The answers could come in various ways; but no political party or candidate that takes the future of Nigeria seriously can ignore the question. In the last few decades, the emergent issues of Nigerian federalism have been brought to the fore by the burgeoning obstacle to national integration.
Hence, the voices for the restructuring of the of the federation for the purpose of geo-political equity have become more strident. In the debate, there are those who believe that the legal basis for power devolution and resource control could be achieved by amendments to the 1999 Constitution. On the other side of the debate are their compatriots who insist that the present constitution is fundamentally faulty and therefore a new constitution should be made to give the legislative basis for the proposed restructuring. Yet, some other patriots posit that the answers to the question could be found in the implementation of the 2014 Conference organised by the administration of President Goodluck Jonathan.

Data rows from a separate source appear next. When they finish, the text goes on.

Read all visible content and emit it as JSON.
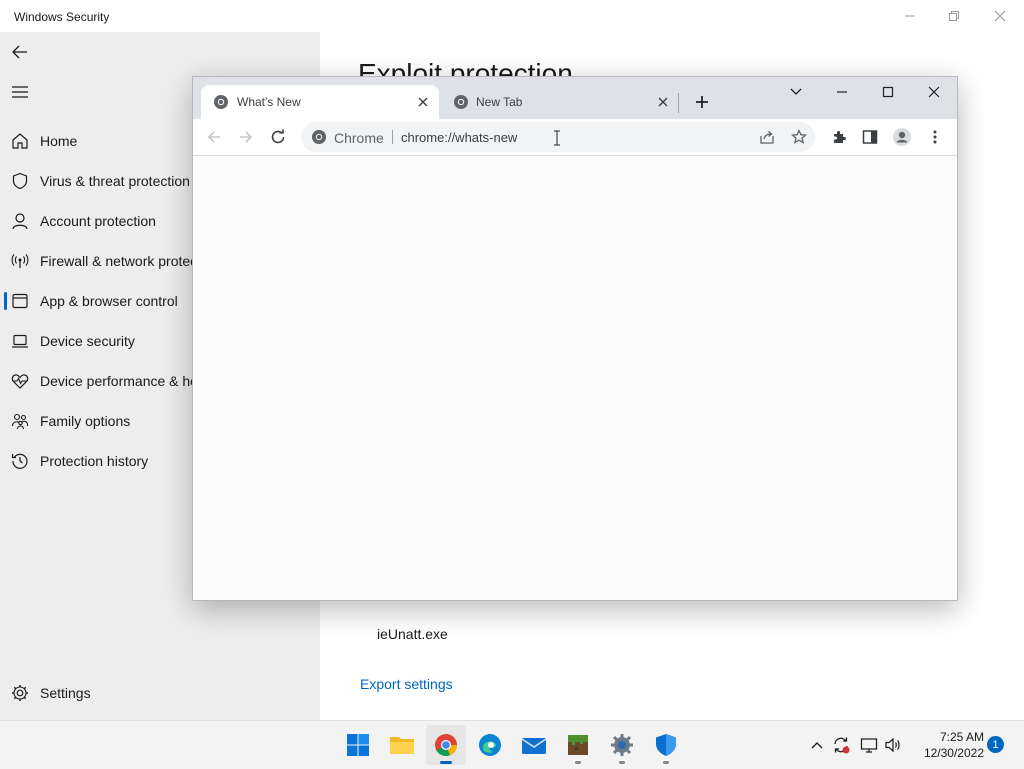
{
  "window": {
    "title": "Windows Security",
    "controls": [
      "minimize",
      "restore",
      "close"
    ]
  },
  "sidebar": {
    "back_icon": "back-arrow-icon",
    "menu_icon": "hamburger-icon",
    "items": [
      {
        "label": "Home",
        "icon": "home-icon"
      },
      {
        "label": "Virus & threat protection",
        "icon": "shield-icon"
      },
      {
        "label": "Account protection",
        "icon": "person-icon"
      },
      {
        "label": "Firewall & network protection",
        "icon": "antenna-icon"
      },
      {
        "label": "App & browser control",
        "icon": "app-window-icon",
        "active": true
      },
      {
        "label": "Device security",
        "icon": "laptop-icon"
      },
      {
        "label": "Device performance & health",
        "icon": "heart-pulse-icon"
      },
      {
        "label": "Family options",
        "icon": "family-icon"
      },
      {
        "label": "Protection history",
        "icon": "history-icon"
      }
    ],
    "settings": {
      "label": "Settings",
      "icon": "gear-icon"
    }
  },
  "main": {
    "heading": "Exploit protection",
    "file_item": "ieUnatt.exe",
    "export_link": "Export settings"
  },
  "browser": {
    "tabs": [
      {
        "title": "What's New",
        "active": true
      },
      {
        "title": "New Tab",
        "active": false
      }
    ],
    "new_tab_icon": "plus-icon",
    "omnibox": {
      "chip": "Chrome",
      "url": "chrome://whats-new"
    },
    "toolbar_icons": [
      "back-icon",
      "forward-icon",
      "reload-icon",
      "share-icon",
      "bookmark-star-icon",
      "extensions-icon",
      "side-panel-icon",
      "profile-icon",
      "more-menu-icon"
    ]
  },
  "taskbar": {
    "apps": [
      "start",
      "file-explorer",
      "chrome",
      "edge",
      "mail",
      "minecraft",
      "settings",
      "windows-security"
    ],
    "clock": {
      "time": "7:25 AM",
      "date": "12/30/2022"
    },
    "notification_count": "1"
  },
  "colors": {
    "accent": "#0067c0",
    "sidebar_bg": "#ededed",
    "tabstrip_bg": "#dee1e6",
    "taskbar_bg": "#f3f3f3"
  }
}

It is a good thing that no political party presenting candidates for the 2023 elections is campaigning for the separation of any part of the federation from Nigeria.

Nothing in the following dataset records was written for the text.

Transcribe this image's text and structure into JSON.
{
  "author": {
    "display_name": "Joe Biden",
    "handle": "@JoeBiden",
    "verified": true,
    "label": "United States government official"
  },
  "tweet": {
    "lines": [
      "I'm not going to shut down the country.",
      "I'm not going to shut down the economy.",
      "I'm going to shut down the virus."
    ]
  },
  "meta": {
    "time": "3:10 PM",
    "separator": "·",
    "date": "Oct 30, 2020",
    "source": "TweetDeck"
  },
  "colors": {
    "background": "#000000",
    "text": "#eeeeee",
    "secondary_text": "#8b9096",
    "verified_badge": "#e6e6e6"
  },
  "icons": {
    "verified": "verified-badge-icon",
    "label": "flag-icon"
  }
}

So, a possible way of persuading the separatists and their political mutants to embrace Nigerian unity is to point to the prospects of national integration and how they could be deepened.

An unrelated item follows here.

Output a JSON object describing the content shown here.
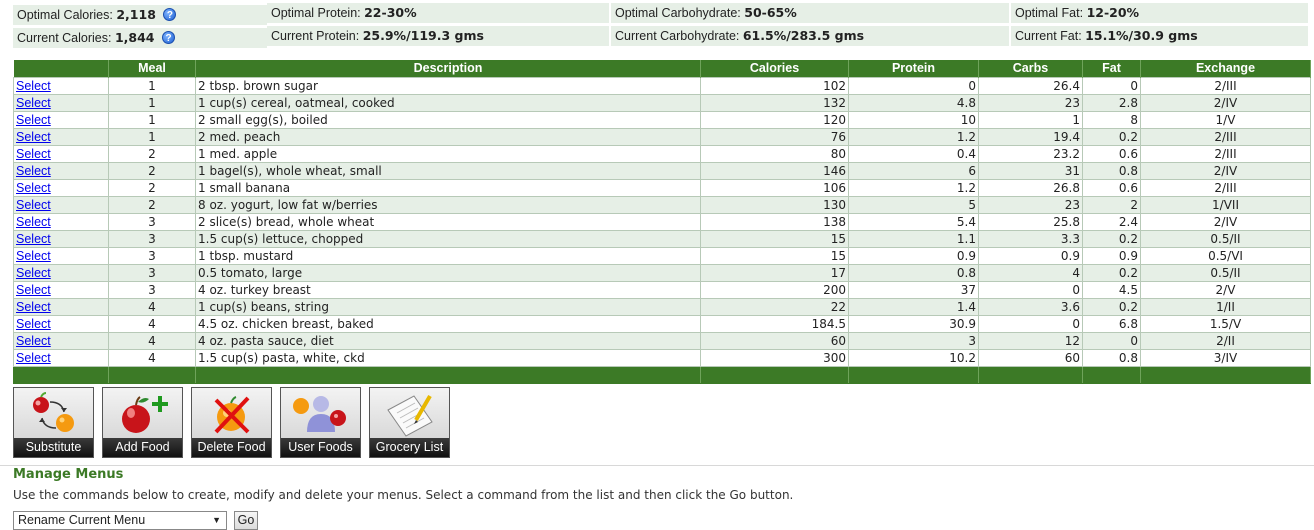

One of the mega trends in the sociology of Nigeria that could brighten the prospects of national integration is the reality of inter-ethnic marriage. The products of inter-ethnic marriages are hardly considered when threats of inter-ethnic wars are recklessly issued by those imbued with the separatist impulse. More often than not, hardly is any thought given to the natural dilemma of a Nigerian whose father and mother belong to different ethnic groups in the event of a bloody conflict between the two groups.
Although there is no official statistics about the population of Nigerians whose parents belong to different ethnic groups, yet the potential of their formidable presence for national integration cannot be denied.
Separatists are quick to dismiss those who advocate national integration despite the problems of the federal structure as being unrealistic and even naïve. On the contrary, it is extremely unrealistic and insensitive to imagine that the population of the products of inter-ethnic marriages could ignored as a force for national integration.
The family of Senator Ike Omar Sanda Nwachukwu is a perfect metaphor of the positive force that could be generated for national integration by the reality of inter-ethnic marriage.
A quintessential officer and gentleman, Nwachukwu retired as a major-general from the Nigerian army. He was the first general of Igbo origin to be appointed after the civil war as the General Officer Commanding of the strategic 1st Mechanised Division of the Nigerian Army. An urbane military officer, he was military governor of the old Imo State. Nwachukwu was appointed minister of labour and later foreign minister in the military government of President Ibrahim Babangida.
In the current democratic dispensation, Nwachukwu has represented the Abia north senatorial district in the National Assembly.
Senator Nwachukwu’s father, Moses Maduka Nwachukwu, an Igbo man from Ovim in Isuikwuato Local Government Area of Abia state was a member of staff of the Nigerian Railways, who in 1939 married his mother, Binta Fatima Mohammed Diko, a Fulani lady from the Katsina Emirate.
Nwachukwu, 82, speaks Igbo, Hausa and Yoruba fluently. His diction as an English speaker is excellent.
Reflecting on the pair of Nwachukwu and his wife even makes their family more metaphorical in talking about national integration.
Nwachukwu’s wife, Mrs. Gwendolyn Tonyesia Yoyinsola Nwachukwu, is also a product of inter-ethnic marriage with a father was from the Ejiwunmi family of Ofada, Abeokuta, Ogun State, and a Kalabari (Ijaw) mother from the Bob-Manuel Ruling House of Abonema, Rivers State.
The products of the marriage of Nwachukwu and his wife are also married to Nigerians from all parts of the country. So the integrative trend continues in the family.
One question for those who say the breakup of Nigeria is the solution is this : what position is the unique Nwachukwu family expected to take in a Nigerian conflict involving the Igbo, Fulani, Yoruba, Ijaw and other ethnic groups?
The story of the remarkably Nigerian Nwachukwu family isa well-known one. There are, of course, many similar stories of the oneness of Nigerian. Those stories should, therefore, be deployed as an appropriate metaphor in the amplification of the voices for national integration.
The products of inter-ethnic marriage could constitute a critical mass to speak for the integration of Nigeria as a united, just and peaceful nation that is politically primed for development.